3 minutes
Column names in SQL
Most modern databases use data model named Relational Algebra (RA), which defines a relation as a set of tuples and a few operation you can do on relations.
I want to point out a specific detail about the tuples: its fields (also known as attributes or columns) have a unique identifier within the tuple. In practical terms, columns have names.

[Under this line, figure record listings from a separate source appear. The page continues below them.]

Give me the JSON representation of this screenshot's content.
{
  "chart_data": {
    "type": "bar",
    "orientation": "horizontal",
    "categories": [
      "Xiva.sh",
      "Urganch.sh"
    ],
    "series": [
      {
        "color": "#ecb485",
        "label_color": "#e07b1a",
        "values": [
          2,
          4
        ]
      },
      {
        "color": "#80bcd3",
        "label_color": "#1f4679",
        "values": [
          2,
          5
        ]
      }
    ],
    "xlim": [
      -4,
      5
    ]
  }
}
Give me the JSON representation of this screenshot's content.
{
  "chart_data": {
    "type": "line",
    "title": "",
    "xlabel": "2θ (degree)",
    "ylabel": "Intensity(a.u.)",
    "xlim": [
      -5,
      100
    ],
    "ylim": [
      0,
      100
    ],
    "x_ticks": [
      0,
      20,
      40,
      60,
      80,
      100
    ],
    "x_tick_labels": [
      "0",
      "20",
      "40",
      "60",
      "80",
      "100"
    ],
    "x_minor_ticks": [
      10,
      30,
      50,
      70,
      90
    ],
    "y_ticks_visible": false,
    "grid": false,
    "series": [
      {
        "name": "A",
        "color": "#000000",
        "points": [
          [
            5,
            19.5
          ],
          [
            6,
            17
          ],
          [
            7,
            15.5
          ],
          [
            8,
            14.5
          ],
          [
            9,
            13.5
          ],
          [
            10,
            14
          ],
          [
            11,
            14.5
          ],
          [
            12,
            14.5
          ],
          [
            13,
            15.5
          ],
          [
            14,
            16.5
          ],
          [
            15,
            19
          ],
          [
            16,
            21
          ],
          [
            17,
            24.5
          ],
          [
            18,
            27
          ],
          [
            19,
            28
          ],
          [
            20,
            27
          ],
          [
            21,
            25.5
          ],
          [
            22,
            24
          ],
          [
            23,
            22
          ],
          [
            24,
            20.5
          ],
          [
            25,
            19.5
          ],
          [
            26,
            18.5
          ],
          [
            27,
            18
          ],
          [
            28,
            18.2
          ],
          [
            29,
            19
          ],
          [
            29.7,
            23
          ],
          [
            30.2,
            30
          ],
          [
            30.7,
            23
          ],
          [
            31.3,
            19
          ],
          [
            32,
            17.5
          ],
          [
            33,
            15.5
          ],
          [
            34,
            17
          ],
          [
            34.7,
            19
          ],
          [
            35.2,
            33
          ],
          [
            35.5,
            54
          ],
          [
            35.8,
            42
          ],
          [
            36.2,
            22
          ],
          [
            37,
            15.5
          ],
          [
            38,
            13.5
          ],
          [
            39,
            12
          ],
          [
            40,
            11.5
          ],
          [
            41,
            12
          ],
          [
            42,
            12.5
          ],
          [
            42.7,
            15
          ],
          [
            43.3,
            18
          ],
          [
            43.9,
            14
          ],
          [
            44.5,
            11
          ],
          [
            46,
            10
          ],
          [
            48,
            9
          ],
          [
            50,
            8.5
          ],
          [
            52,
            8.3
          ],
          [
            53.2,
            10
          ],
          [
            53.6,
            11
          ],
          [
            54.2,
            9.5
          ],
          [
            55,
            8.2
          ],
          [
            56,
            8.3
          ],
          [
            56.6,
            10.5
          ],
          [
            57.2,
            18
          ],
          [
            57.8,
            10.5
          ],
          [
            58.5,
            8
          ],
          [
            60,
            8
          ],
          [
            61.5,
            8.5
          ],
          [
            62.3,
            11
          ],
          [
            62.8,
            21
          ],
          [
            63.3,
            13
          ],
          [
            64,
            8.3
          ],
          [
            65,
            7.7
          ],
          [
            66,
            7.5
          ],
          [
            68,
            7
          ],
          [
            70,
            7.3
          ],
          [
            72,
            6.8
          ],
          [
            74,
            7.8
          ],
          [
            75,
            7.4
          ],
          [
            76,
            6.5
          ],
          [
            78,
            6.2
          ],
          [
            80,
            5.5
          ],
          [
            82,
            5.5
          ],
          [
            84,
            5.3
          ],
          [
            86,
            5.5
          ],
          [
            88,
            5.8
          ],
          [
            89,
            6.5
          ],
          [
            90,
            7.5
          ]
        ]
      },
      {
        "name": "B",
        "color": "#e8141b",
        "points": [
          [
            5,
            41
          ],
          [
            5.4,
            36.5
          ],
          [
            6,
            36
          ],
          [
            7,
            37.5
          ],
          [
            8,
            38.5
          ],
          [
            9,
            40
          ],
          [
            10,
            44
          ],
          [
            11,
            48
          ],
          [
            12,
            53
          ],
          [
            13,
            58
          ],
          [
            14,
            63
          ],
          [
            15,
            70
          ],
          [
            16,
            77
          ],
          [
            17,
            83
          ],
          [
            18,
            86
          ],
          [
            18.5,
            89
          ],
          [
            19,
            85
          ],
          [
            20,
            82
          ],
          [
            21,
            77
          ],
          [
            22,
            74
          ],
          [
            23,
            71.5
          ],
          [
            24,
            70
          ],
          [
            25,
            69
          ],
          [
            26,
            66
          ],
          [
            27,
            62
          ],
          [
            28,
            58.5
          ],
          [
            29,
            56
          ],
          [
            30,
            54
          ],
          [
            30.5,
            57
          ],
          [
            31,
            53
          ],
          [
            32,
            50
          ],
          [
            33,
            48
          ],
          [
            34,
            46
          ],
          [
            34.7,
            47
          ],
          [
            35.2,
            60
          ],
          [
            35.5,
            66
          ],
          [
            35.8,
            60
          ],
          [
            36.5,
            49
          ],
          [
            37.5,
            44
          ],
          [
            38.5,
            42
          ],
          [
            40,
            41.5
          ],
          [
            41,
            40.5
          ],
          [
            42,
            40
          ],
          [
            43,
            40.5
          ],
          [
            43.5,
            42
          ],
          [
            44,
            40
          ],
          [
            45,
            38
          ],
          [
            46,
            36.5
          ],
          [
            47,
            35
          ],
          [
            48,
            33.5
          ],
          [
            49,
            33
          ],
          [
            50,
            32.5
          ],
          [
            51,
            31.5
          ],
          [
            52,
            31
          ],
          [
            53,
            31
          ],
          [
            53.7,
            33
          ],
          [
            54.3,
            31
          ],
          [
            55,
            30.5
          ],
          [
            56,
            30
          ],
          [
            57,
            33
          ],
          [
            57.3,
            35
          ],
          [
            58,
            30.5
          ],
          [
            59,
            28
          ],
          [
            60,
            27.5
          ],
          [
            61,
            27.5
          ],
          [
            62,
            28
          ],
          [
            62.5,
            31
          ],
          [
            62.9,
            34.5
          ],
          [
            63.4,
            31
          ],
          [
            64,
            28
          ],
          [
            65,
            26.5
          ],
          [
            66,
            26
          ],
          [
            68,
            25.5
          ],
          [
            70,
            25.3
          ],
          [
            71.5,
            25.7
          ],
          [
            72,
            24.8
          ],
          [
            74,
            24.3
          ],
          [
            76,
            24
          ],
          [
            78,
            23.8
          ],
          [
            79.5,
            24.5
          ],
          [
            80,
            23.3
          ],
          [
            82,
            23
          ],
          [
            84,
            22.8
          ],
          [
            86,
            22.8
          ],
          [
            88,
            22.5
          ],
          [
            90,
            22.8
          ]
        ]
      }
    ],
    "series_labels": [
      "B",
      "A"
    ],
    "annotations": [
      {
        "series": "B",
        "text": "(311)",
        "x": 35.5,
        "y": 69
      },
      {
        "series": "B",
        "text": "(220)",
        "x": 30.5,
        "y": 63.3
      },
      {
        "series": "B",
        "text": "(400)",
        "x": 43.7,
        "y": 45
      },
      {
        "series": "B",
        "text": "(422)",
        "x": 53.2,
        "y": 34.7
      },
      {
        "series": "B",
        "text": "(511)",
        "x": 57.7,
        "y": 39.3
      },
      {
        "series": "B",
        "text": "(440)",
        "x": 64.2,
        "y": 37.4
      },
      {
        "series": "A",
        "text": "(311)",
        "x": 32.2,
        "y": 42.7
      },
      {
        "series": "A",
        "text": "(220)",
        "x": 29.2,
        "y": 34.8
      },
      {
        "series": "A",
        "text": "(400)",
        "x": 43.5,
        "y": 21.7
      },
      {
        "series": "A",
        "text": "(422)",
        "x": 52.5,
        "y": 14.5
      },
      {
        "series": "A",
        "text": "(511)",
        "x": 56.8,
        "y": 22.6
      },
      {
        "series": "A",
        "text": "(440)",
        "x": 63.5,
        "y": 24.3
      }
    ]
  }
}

This also holds for SQL, which is used to express RA in databases. But it might not be obvious that SQL requires all columns to have a name. For example, this is a valid query:
SELECT 1 AS a, 2
First column here serves as an example of a named column and the second is trying to express a named column. But if you execue this query on PostgreSQL, the result will be:
a | ?column? |
---|---|
1 | 2 |
When I first saw this, my assumption was that the empty columns in the result
are just formatted to show ?column?
and could might as well show <unnamed>
.
But this is not the case; this is actual inferred column name. Which implies that this name can be used to refer to the tuple field:
SELECT `?column?`
FROM (SELECT 1) t
Which is weird.
This artifact in language design comes duality of SQL’s design. It seems like it wants to adhere to RA formalization, but also be user friendly and infer column names in a lot of places.
And to be fair, it does succeed in that; many SQL expression automatically infer reasonable column names:
SELECT
t.a, -- a
pg_catalog.count(t.a) OVER (), -- count
t.a::text, -- a
a + 1 -- ?column?
FROM (SELECT 1 AS a) t;
… here, the columns will infer following names: a
, count
, a
, ?column?
.
First two make sense, since it makes sense name the column after the identifiers
or function name. It also make sense to not care about some operations such as
casting. And sometimes, you just cannot assume a reasonable name and default to
?column?
.
Now here comes my opinion: this behavior hard to unpredict and overall causes more harm than good.
First, infering names might lead to relations with duplicate names, which then cannot be queried and will fail with ambigious errors. This is even harder to debug when joining-in a relation that does not explcity define column names, but has a conflicting name infered.
It also causes hidden effects of editing SELECT projections. For example, when
one changes a projection from a::int
to a::int + 1
that edit changes infered
name from a
to ?column?
.
I would prefer these rules would be kept simple and infer column name only in the most simple case of a plain identifier. Anything more complex should result in a truly unnamed column.